Cependant, nous qui n’avons pas vu comme eux le Christ vivre, agir et parler, nous qui ne le voyons que dans ce qu’il a d’éternel, ne nous est-il pas permis de le replacer dans son cadre terrestre et humain, dans cette terre de Palestine qui a gardé la trace de son passage et qui a été le témoin de sa vie? Nous sera-t-il interdit de le remettre dans ce milieu social juif, parmi les hommes qui furent ses concitoyens, parmi cette foule qui se pressait sur ses pas, en face de cette société judéenne dont il encourut la colère et dont il expérimenta l’opiniâtreté et l’aveuglement?

Non-seulement je considère cette œuvre comme légitime, mais elle me paraît indispensable pour l’intelligence de la vie de Jésus, de ses faits et gestes, de ses douleurs, de la forme de ses discours.

Un fait s’altère, isolé de son milieu. Si parfaite que soit une toile, elle veut son cadre vrai, harmonique, pour que la gamme des couleurs et des tons ne soit pas faussée et qu’elle prenne toute sa force.

Je me suis appliqué avec soin à encadrer la vie de Jésus dans ce que j’appellerai son milieu pittoresque ou géographique et dans son milieu social et juif.
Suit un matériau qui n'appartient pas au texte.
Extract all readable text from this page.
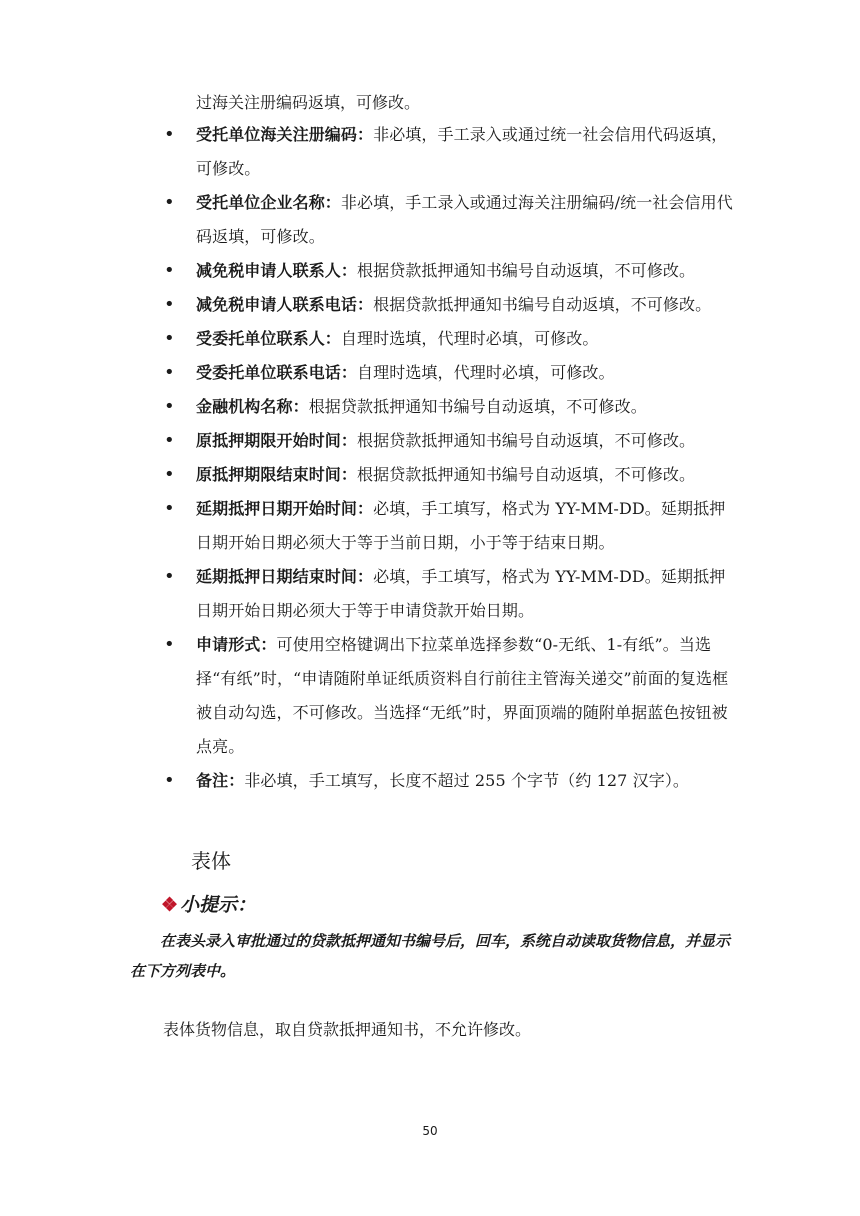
过海关注册编码返填，可修改。
• 受托单位海关注册编码：非必填，手工录入或通过统一社会信用代码返填，可修改。
• 受托单位企业名称：非必填，手工录入或通过海关注册编码/统一社会信用代码返填，可修改。
• 减免税申请人联系人：根据贷款抵押通知书编号自动返填，不可修改。
• 减免税申请人联系电话：根据贷款抵押通知书编号自动返填，不可修改。
• 受委托单位联系人：自理时选填，代理时必填，可修改。
• 受委托单位联系电话：自理时选填，代理时必填，可修改。
• 金融机构名称：根据贷款抵押通知书编号自动返填，不可修改。
• 原抵押期限开始时间：根据贷款抵押通知书编号自动返填，不可修改。
• 原抵押期限结束时间：根据贷款抵押通知书编号自动返填，不可修改。
• 延期抵押日期开始时间：必填，手工填写，格式为 YY-MM-DD。延期抵押日期开始日期必须大于等于当前日期，小于等于结束日期。
• 延期抵押日期结束时间：必填，手工填写，格式为 YY-MM-DD。延期抵押日期开始日期必须大于等于申请贷款开始日期。
• 申请形式：可使用空格键调出下拉菜单选择参数“0-无纸、1-有纸”。当选择“有纸”时，“申请随附单证纸质资料自行前往主管海关递交”前面的复选框被自动勾选，不可修改。当选择“无纸”时，界面顶端的随附单据蓝色按钮被点亮。
• 备注：非必填，手工填写，长度不超过 255 个字节（约 127 汉字）。
表体
❖ 小提示：
在表头录入审批通过的贷款抵押通知书编号后，回车，系统自动读取货物信息，并显示在下方列表中。
表体货物信息，取自贷款抵押通知书，不允许修改。
50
Deux voyages prolongés m’ont permis d’étudier de très près la Palestine, la terre de Jésus. Je l’ai parcourue lentement, dans tous les sens, suivant les traces du Maître depuis Bethléem et Hébron jusqu’aux confins de Tyr et de Sidon et aux sources du Jourdain[1]. Je me suis arrêté longuement dans les lieux mêmes où Jésus avait le plus longuement vécu, le plus ardemment lutté et souffert, le plus enseigné, le plus aimé. J’ai essayé de les revoir tels qu’ils étaient, il y a dix-huit siècles ; leur désolation présente, leurs ruines amoncelées, les constructions élevées par la piété des chrétiens n’ont laissé subsister presque rien de l’état primitif. J’ai consulté les traditions vénérables, interrogé les voyageurs les plus experts, étudié les Évangiles surtout ; et je puis dire que je les ai vécus là-bas, sur cette terre où tout ce qu’ils racontent s’est accompli.

Ceux qui ont combattu la réalité de l’histoire de Jésus n’ont sûrement pas vu la Palestine ; s’ils l’avaient étudiée, l’Évangile à la main, ils auraient compris que l’Évangile ne s’invente pas.

Aucune vie ne présente à l’égal de la vie du Christ une harmonie

  1. Je dois à mon excellent et brave drogman, Melhem Ouardy de Beyrouth, une grande reconnaissance pour le dévouement et l’expérience qu’il a mis à mon service.